Kıbrıs'ı biz satmadık mı?

Oktay EKŞİ
Haberin Devamı

Bazı adamlar vardır. Onlar ilgi duydukları konuları herkes adına izlerler. Önemli bir gelişme olunca hemen tepki gösterir, kamuoyunu uyarırlar.

Yıllardır Kıbrıs konusunu izleyen Prof. Dr. Erol Manisalı böyle bir uzmandır.

Manisalı sayısız defa bağırdı durdu: Gümrük Birliği'ne girmek hatırına Kıbrıs konusunda ödün vermek, Kıbrıs Türkleri'ne de, Kıbrıs davasına da ihanettir, dedi. Özellikle o tarihteki Başbakan Tansu Çiller'i uyaracak her şeyi söyledi.

Ama bu konuları bir Amerikalı gibi gören Çiller'e işittiremedi.

Ve işte şimdi sıra, Türkiye'nin Gümrük Birliği'ne girmesini engelleyen Yunanlılar'ın vetosunu kaldırmak için, Avrupa Birliği adına 24 Şubat 1995'te Türkiye'ye verilen ve o zaman Ankara'nın (daha doğrusu Tansu Çiller'in) reddetmediği ‘‘Başkanlığın Önerisi'' başlıklı metnin bedelini ödememize geldi.

Söz konusu metin, bizim ‘‘Kıbrıs'la ilgili 1960 tarihli Londra ve Zürih anlaşmalarına göre, Türkiye ve Yunanistan'ın birlikte üye olmadıkları hiçbir uluslararası organizasyona Kıbrıs Cumhuriyeti tek başına giremez'' anlamındaki iddiamızı geçersiz hale getirmeyi öngörüyordu.

Dahası o kadarla da kalmıyor, Kıbrıs'ta Rum yönetimi tarafından temsil edilen bir Kıbrıs Cumhuriyeti olduğunu kabul ediyor, Türkler'i de Rum egemenliği altında yaşayan bir cemaat olarak görüyordu.

Bunları şimdi anımsatmamızın sebebi basit:

Zamanında gerekli önlemleri almaz, tepkileri göstermezseniz, daha sonra yırtınsanız bile kimseye dinletemezsiniz.

Kaldı ki bu olaydaki gerçek daha vahim.
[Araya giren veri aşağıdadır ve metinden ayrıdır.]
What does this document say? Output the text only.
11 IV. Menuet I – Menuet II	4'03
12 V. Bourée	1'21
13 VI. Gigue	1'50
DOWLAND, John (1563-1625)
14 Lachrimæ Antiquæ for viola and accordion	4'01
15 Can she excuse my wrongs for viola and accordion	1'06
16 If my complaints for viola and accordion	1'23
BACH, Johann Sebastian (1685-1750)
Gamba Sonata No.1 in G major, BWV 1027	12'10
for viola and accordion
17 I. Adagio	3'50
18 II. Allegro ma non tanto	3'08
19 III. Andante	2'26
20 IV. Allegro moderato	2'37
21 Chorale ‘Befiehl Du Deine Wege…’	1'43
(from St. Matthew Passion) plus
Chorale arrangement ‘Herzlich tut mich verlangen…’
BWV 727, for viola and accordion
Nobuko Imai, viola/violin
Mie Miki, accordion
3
Çünkü olayın bu şekilde gelişeceği biliniyor -ve belki de öyle olması istendiği için- ödün veriliyordu.

Biliyorsunuz Birleşmiş Milletler Genel Sekreteri'nin çağrısı sonucu temmuzun 9'unda Kuzey Kıbrıs Türk Cumhuriyeti Cumhurbaşkanı Rauf Denktaş ile Rum Yönetimi Lideri Glafkos Klerides New York'ta toplandılar. Yaptıkları görüşmelerde önemli bir gelişme kaydedemediler. Ama önümüzdeki ay Cenevre'de tekrar görüşmek üzere ayrıldılar.

İşte tam bu sırada Avrupa Birliği tarafından, Kıbrıs Rum Yönetimi'nin tüm Kıbrıs'ı temsil hakkına sahip sayılarak Avrupa Birliği'ne girmesini öngören görüşmelerin 1998 Mart'ında başlayacağı açıklandı. Hem de Türkiye'nin Avrupa Birliği'ne girme arzu ve umudunu kıran kaba bir taktik uygulanarak bu yapıldı.

Bu koşullarda Rauf Denktaş'ın Cenevre'ye gitmekten vazgeçmesi çok mümkün. Hatta normal... Ama gitmemek neyi çözecek? Bir yandan Avrupa Birliği'nin, öte yandan Bosna'daki trajediyi durdurma fiyakasıyla ortada dolaşan Richard Holbrook aracılığıyla ABD yönetiminin baskısı artarak devam ederse Türkiye ve Kıbrıs Türkleri buna ne kadar direnebilecek?

Belli ki, Kıbrıs Türkleri'ne tüm ulusça destek verdiğimizi ispat edemezsek, 1950'lerden beri kazanabildiklerimiz, bir hamlede elden çıkabilecektir.